Textbook : Chapter 5

PRACTICAL COMPONENT OF IPCC

Experiments

1 A dataset contains the prices of houses in a city. Find the 25th and 75th percentiles and calculate the

interquartile range (IQR). How does the IQR help in understanding the price variability?

2 You are given a dataset with categorical variables about customer satisfaction levels (Low, Medium, High)

and whether customers made repeat purchases (Yes/No). Create visualizations such as bar plots or

stacked bar charts to explore the relationship between satisfaction level and repeat purchases. What can

you infer from the data?

3 A dataset contains information about car models, including the engine size (in Liters), fuel efficiency (miles

per gallon), and car price. Use a pair plot or correlation matrix to explore the relationships between these

variables. Which variables seem to have the strongest relationships, and what might be the practical

significance of these findings?

4 You want to estimate the mean salary of software engineers in a country. You take 10 different random

samples, each containing 50 engineers, and calculate the sample mean for each. Plot the distribution of

these sample means. How does the Central Limit Theorem explain the shape of this sampling distribution,

even if the underlying salary distribution is skewed?

5 A researcher conducts an experiment with a sample of 20 participants to determine if a new drug affects

heart rate. The sample has a mean heart rate increase of 8 beats per minute and a standard deviation of 2

beats per minute. Perform a hypothesis test using the t-distribution to determine if the mean heart rate

increase is significantly different from zero at the 5% significance level.

6 A company is testing two versions of a webpage (A and B) to determine which version leads to more sales.

Version A was shown to 1,000 users and resulted in 120 sales. Version B was shown to 1,200 users and

resulted in 150 sales. Perform an A/B test to determine if there is a statistically significant difference in the

conversion rates between the two versions. Use a 5% significance level.

7 You are comparing the average daily sales between two stores. Store A has a mean daily sales value of

$1,000 with a standard deviation of $100 over 30 days, and Store B has a mean daily sales value of $950

with a standard deviation of $120 over 30 days. Conduct a two-sample t-test to determine if there is a

significant difference between the average sales of the two stores at the 5% significance level.

8 A company collects data on employees' salaries and records their education level as a categorical variable

with three levels: "High School", "Bachelor's", and "Master's". Fit a multiple linear regression model to

predict salary using education level (as a factor variable) and years of experience. Interpret the

coefficients for the education levels in the regression model.

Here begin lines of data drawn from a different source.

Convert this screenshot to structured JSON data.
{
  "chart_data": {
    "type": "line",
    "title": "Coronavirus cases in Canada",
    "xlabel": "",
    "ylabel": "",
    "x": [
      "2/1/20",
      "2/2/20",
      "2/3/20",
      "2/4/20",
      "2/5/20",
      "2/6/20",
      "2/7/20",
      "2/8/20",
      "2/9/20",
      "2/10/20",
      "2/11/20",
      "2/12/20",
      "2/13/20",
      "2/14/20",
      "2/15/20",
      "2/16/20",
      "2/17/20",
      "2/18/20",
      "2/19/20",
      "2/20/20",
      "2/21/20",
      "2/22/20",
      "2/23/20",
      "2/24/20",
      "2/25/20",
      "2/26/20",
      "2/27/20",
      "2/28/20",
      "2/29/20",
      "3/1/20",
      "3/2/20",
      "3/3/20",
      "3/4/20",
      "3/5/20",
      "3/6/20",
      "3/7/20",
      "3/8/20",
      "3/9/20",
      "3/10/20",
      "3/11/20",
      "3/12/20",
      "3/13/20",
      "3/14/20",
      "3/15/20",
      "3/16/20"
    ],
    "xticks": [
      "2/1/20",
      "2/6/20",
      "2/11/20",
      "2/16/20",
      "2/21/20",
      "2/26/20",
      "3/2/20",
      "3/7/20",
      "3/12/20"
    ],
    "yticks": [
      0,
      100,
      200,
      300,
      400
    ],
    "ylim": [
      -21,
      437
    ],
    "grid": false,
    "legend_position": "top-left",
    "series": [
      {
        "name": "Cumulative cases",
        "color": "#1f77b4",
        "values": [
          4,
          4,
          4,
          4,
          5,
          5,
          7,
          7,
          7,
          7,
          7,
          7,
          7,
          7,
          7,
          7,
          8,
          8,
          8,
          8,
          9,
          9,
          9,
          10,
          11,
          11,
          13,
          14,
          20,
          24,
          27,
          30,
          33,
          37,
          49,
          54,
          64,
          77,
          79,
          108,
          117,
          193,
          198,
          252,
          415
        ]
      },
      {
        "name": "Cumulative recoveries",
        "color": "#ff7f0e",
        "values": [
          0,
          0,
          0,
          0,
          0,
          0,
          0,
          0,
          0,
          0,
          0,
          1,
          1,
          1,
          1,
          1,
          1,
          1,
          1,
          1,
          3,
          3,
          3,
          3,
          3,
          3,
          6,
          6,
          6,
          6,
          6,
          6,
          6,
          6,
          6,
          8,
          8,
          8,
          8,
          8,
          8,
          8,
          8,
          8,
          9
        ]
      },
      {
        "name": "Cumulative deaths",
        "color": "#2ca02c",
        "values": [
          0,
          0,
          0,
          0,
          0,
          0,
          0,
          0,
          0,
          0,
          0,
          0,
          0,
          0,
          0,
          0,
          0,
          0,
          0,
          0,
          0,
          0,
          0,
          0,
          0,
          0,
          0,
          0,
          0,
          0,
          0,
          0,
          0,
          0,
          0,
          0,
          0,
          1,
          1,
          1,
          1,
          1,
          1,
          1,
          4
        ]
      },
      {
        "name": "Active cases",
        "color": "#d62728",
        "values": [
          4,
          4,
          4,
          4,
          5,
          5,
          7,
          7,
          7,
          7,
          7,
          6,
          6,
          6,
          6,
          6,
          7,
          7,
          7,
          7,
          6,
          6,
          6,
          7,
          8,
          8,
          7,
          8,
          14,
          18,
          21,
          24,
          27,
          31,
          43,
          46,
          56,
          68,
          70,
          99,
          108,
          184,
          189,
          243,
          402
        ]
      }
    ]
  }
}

9 You have data on housing prices and square footage and notice that the relationship between square

footage and price is nonlinear. Fit a spline regression model to allow the relationship between square

footage and price to change at 2,000 square feet. Explain how spline regression can capture different

behaviours of the relationship before and after 2,000 square feet.

10 A hospital is using a Poisson regression model (a type of GLM) to predict the number of emergency room

visits per week based on patient age and medical history. The model is given by:

Log(λ) =2.5-0.03*Age+0.5*condition

where λ is the expected number of visits per week, Age is the patient's age, and condition is a binary

variable (1 if the patient has a chronic condition, 0 otherwise).

Interpret the coefficients of Age and condition.

What is the expected number of visits per week for a 60-year-old patient with a chronic condition?

How would the expected number of visits change if the patient did not have a chronic condition?

11 A bakery claims that its new cookie recipe is lower in calories compared to the old recipe, which had a

mean calorie count of 200. You sample 40 new cookies and find a mean of 190 calories with a standard

deviation of 15 calories. Perform a one-tailed t-test to determine if the new recipe has significantly fewer

calories at a 5% significance level.

Suggested Learning Resources:

Books

1. Peter Bruce, Andrew Bruce and Peter Gadeck, “Practical Statistics for Data Scientists”, 2nd

edition, O’Reilly Publications, 2020.